On August 16, 2004, the Company announced that the New York Stock Exchange ("NYSE") has determined that trading of Huffy common stock should be suspended immediately and that the NYSE will take steps to remove Huffy as a listed company on the NYSE. Finally, on October 20, 2004, the Company announced that the Company and all of its United States and Canadian subsidiaries have filed voluntary petitions for protection under Chapter 11 of the United States Bankruptcy Code in the United States Bankruptcy Court for the Southern District of Ohio.
According to the docket, a Consolidated Complaint was filed on July 29, 2005, by the Alaska Hotel Group. On September 27, 2005 all defendants filed a motion to dismiss the complaint. On September 17, 2008, Judge Walter H. Rice granted in part and denied in part the defendants’ motion to dismiss.
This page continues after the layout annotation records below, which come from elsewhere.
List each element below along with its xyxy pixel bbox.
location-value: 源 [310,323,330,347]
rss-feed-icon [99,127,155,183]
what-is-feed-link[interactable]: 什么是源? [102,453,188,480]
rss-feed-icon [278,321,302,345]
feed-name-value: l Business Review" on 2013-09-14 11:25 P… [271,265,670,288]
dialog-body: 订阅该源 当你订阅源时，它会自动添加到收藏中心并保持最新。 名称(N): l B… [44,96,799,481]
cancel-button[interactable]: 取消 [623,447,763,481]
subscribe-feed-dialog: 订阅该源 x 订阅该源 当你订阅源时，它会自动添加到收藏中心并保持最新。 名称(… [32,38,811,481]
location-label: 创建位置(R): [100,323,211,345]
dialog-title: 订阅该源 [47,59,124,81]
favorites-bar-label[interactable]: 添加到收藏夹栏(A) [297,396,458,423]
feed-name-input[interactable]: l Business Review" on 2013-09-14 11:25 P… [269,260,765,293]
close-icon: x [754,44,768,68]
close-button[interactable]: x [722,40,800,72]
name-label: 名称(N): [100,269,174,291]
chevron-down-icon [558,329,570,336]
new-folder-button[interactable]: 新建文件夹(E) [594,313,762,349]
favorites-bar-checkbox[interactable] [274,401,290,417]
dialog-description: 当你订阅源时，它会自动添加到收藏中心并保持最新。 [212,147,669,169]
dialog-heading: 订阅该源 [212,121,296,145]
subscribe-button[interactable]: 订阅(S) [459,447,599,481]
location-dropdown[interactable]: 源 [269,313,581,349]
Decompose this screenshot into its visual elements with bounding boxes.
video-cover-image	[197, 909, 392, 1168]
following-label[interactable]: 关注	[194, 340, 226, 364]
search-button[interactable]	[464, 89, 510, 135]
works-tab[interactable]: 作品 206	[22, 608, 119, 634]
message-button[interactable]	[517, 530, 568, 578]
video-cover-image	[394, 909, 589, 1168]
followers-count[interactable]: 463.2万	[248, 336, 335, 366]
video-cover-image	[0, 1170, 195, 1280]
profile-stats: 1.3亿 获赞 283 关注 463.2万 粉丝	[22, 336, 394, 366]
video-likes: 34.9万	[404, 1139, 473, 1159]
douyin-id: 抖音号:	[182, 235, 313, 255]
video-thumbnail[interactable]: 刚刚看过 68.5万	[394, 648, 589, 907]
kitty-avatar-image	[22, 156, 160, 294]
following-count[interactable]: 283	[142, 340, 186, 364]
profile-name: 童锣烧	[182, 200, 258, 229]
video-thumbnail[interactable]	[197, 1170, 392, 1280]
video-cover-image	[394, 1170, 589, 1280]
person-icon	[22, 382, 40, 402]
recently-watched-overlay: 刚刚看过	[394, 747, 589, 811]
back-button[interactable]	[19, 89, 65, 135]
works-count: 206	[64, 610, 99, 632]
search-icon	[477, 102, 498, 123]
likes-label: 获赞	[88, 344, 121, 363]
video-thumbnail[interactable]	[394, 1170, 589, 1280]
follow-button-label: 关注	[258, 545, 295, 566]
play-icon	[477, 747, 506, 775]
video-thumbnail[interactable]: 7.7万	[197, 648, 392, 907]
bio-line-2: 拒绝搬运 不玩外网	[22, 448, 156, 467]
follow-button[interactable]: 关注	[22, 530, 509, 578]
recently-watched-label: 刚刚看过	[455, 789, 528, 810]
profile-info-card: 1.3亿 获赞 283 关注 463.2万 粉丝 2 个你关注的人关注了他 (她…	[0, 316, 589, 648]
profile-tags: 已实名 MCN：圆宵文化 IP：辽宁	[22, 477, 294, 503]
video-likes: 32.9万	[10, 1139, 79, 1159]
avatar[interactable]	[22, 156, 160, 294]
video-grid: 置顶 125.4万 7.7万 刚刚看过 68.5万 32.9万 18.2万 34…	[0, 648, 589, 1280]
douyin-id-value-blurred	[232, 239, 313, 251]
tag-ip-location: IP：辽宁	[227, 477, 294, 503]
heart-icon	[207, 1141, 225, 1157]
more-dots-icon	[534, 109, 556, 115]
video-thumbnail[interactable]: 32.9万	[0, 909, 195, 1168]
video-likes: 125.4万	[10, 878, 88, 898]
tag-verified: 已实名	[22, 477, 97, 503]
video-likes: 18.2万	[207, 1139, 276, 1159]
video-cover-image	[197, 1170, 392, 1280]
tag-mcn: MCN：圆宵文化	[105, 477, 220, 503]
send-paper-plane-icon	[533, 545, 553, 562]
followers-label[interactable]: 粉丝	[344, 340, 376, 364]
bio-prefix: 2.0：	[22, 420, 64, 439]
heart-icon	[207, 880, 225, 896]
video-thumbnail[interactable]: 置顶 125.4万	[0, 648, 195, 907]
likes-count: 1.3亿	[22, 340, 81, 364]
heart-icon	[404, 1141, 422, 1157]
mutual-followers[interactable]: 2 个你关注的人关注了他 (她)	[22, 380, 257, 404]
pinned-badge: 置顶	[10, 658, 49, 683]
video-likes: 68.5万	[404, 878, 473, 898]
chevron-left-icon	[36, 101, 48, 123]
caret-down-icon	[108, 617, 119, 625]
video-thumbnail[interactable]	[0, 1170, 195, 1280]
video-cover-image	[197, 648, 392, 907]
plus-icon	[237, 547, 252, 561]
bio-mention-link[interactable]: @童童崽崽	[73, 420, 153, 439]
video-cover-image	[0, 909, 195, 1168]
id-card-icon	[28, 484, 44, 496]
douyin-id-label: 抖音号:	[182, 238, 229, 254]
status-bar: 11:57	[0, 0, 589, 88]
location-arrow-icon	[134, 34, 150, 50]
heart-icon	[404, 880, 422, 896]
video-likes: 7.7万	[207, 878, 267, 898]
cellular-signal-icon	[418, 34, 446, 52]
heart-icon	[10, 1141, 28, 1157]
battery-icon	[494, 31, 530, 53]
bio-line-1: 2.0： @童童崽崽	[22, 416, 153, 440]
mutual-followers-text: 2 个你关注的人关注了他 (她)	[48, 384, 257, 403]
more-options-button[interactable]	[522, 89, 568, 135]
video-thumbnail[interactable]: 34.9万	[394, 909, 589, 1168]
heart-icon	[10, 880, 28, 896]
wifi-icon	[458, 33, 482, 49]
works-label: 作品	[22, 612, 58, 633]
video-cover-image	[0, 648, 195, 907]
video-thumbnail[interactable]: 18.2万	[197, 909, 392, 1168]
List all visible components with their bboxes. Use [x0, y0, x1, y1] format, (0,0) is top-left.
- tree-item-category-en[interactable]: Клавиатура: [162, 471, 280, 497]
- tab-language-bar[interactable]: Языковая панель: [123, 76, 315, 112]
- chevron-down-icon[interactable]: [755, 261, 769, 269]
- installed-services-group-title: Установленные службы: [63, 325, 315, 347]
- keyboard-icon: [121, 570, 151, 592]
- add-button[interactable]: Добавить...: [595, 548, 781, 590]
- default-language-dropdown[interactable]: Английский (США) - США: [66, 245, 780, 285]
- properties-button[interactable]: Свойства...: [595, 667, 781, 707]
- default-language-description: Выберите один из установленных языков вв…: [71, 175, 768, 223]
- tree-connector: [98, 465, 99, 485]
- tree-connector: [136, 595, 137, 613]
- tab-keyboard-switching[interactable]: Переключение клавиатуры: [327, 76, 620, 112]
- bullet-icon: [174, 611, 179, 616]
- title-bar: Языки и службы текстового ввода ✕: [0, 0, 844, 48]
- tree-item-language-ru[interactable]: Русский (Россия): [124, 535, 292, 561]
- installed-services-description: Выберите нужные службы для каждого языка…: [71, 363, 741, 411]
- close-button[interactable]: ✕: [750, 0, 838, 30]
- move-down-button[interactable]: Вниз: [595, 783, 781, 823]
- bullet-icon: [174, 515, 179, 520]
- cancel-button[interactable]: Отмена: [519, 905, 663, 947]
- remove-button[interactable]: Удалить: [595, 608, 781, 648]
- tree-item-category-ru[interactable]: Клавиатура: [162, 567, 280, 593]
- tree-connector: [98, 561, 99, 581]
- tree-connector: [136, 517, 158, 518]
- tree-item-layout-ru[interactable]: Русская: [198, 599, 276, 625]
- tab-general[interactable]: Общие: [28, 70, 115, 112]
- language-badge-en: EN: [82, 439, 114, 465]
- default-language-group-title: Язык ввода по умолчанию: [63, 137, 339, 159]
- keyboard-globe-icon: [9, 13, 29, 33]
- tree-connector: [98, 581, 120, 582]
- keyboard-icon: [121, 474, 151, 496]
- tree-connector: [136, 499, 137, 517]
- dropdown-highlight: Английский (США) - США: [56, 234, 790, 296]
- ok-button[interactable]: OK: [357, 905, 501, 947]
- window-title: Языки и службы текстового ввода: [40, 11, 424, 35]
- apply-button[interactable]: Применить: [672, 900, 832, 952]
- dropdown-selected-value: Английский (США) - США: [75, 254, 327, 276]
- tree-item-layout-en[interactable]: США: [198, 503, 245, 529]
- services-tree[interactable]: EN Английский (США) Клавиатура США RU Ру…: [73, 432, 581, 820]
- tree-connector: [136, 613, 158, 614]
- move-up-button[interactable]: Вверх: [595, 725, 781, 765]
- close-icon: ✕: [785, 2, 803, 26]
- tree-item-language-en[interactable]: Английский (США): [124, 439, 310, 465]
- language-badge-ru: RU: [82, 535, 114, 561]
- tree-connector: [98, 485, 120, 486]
On June 5, 2009, the defendants filed a Motion for Summary Judgment Based on Lead Plaintiffs' Lack of Standing--Notice of Filing Under Seal and a Motion for Partial Summary Judgment On Plaintiffs' Allegations Regarding The April 16, 2002 and June 17, 2002 Huffy Corporation Press Releases.
On February 10, 2010, the Court ordered that the above captioned cause be administratively processed in anticipation of a final agreement for preliminary approval, including certification of the class within 60 days.
May 12, 2010, a Stipulation of Settlement Agreement and Release was executed by the parties involved.
On May 24, 2010, a Corrected Stipulation of Settlement Agreement and Release was executed by the parties involved.
On June 04, 2010, an Order Preliminarily Approving The Stipulation Of Settlement Agreement And Release, and Providing For Notice was issued by the Court.
On October 20, 2010, an Order Approving Plan of Allocation of Settlement Proceeds; an Order Awarding Attorneys' Fees and Expenses To Plaintiffs' Counsel and Expenses To Lead Plaintiffs; and a Final Judgment and Order of Dismissal With Prejudice were issued by the Court in accordance with the stipulation of the parties.